Scenario three: the United Nations against the terrorists. Displaying the patience and restraint that he showed in handling the crisis earlier this year when an American spy-plane was brought down in China, President Bush allows the time needed to establish with a reasonable degree of probability who was actually responsible for these attacks. Direct American armed reprisals are limited to them. At the same time, he works with and through the United Nations to establish a coalition for action against terrorism, which is wider than the West. In particular, it includes Russia and China. At moments, it has seemed as if the Bush administration has seen the world entering into a new version of the Cold War, with China in the role of the new Soviet Union.
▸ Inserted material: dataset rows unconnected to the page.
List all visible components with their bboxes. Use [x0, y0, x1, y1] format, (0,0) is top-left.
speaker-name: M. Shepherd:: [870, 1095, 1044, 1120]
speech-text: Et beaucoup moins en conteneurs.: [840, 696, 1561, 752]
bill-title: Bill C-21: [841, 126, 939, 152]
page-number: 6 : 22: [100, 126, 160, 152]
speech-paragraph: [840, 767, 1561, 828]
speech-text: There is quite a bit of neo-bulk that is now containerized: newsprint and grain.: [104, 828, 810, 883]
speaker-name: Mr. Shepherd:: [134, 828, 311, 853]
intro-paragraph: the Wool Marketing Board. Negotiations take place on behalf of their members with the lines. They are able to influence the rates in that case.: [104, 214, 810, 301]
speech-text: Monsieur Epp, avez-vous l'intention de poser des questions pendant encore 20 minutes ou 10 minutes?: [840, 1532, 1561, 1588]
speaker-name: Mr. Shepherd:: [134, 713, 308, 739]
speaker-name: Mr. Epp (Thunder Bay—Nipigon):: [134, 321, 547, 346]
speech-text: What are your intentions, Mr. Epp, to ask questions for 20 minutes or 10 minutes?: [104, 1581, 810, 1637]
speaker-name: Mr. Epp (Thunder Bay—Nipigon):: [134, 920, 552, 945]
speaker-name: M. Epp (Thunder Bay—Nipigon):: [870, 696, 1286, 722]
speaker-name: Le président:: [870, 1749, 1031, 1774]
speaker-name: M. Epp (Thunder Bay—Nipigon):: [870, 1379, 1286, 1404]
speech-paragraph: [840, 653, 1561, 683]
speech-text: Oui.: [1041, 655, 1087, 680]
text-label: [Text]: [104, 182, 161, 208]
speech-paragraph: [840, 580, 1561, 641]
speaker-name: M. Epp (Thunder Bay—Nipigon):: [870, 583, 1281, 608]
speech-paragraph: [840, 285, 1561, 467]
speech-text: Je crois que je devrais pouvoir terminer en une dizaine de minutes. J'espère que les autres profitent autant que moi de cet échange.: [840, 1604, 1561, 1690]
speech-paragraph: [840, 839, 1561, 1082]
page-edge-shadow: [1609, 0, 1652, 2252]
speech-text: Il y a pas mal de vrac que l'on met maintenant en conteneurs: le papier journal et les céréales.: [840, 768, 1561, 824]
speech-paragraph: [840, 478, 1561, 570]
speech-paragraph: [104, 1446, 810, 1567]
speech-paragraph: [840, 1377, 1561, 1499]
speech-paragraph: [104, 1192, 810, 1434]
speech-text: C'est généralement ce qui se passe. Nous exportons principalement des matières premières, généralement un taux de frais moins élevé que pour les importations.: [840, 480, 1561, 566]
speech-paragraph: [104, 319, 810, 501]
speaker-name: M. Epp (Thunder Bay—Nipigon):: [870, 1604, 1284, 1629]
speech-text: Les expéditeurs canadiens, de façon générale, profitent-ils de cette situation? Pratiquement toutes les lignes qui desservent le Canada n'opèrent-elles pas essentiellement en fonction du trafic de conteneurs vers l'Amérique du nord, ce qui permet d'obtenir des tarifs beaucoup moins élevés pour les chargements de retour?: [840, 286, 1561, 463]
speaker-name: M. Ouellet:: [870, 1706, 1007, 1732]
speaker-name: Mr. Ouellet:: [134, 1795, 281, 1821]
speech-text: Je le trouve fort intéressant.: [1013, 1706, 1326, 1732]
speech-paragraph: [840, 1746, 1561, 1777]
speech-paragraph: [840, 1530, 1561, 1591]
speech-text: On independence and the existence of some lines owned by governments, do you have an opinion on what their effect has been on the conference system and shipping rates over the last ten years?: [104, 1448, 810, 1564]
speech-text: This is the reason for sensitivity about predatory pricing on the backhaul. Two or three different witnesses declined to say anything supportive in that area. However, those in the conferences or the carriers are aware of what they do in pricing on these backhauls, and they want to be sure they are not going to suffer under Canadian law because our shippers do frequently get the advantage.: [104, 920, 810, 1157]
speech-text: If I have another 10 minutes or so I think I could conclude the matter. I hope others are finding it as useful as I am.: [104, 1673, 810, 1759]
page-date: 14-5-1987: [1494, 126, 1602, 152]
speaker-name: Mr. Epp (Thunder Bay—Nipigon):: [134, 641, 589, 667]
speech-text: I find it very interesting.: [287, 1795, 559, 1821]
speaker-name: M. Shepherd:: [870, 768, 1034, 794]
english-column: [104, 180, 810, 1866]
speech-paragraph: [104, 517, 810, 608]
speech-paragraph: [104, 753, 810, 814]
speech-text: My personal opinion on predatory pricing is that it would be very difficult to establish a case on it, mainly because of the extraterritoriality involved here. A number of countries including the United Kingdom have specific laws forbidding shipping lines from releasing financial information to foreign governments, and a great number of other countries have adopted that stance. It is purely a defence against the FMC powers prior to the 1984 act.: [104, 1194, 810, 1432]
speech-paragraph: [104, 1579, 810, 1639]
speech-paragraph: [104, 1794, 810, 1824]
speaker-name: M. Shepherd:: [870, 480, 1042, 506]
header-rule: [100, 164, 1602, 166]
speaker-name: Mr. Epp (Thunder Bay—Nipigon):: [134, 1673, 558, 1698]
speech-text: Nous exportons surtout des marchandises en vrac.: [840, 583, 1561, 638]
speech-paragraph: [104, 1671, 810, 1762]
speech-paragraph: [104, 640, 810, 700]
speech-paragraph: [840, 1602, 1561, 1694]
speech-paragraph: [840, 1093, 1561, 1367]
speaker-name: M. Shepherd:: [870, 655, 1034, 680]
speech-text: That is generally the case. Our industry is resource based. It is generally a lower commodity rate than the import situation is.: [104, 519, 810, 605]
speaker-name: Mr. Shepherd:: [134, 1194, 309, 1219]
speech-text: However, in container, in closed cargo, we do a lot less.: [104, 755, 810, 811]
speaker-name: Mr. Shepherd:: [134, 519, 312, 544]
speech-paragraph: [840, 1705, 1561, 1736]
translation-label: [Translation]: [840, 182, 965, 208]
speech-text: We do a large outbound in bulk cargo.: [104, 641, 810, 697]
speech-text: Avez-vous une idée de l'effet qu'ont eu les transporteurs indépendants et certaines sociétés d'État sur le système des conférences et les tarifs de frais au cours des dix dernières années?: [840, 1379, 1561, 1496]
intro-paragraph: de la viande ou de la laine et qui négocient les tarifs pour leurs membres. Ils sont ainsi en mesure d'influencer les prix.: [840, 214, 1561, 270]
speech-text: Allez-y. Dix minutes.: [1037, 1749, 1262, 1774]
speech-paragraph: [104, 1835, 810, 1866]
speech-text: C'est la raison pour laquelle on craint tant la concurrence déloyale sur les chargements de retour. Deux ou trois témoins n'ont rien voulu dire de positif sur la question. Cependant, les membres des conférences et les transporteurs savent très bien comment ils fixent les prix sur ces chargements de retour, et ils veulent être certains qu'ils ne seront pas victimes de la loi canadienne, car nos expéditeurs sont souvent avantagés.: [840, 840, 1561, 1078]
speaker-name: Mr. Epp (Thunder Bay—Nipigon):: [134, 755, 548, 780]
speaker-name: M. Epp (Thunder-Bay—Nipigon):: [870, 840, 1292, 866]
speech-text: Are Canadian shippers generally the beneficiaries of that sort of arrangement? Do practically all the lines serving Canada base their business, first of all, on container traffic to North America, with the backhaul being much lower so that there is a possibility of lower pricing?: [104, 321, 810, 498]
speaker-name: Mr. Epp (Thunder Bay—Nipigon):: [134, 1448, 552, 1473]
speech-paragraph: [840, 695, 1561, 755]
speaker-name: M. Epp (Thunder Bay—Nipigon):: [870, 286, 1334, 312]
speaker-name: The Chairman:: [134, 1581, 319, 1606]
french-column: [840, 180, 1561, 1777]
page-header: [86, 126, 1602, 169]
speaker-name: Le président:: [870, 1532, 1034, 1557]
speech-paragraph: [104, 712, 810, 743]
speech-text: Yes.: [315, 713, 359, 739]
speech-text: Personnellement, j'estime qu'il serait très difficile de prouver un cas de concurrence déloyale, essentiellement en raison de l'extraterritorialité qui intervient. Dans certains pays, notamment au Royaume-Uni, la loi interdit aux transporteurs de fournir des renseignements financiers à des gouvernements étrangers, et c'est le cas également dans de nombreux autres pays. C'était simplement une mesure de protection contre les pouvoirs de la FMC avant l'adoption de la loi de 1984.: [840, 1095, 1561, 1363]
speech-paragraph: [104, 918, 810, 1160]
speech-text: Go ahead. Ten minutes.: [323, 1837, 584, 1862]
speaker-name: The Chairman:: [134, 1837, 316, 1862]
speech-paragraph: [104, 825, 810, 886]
But it is not China that has struck at the heart of America.

Such painfully coordinated international action may be less effective at stopping particular terrorists in the short term, but its longer-term effect is to pull together disparate states with the most powerful glue of all: a common enemy. Instead of Samuel Huntington's Clash of Civilisations, there is the defence of civilisation in the singular. And the bedrock of civilization includes the human rights of all, and international law applied equally to all.

These three scenarios start from the immediate response to what President Bush accurately described as mass murder. But the implications stretch far beyond. Ever since George W. Bush was elected, we have been speculating how far he is prepared for the United States to go it alone. In the jargon: will he be unilateralist or still multilateralist? Now, in the most extreme circumstances, we shall find out. It may seem wild to suggest that how the US responds to a single terrorist attack, however large and horrific, will shape the whole international system. But it may yet be true.

If the fall of the Wall was the true end of the short twentieth century, there is a good case for arguing that the demolition of the World Trade Centre was the true beginning of the twenty-first. Welcome to another brave new world.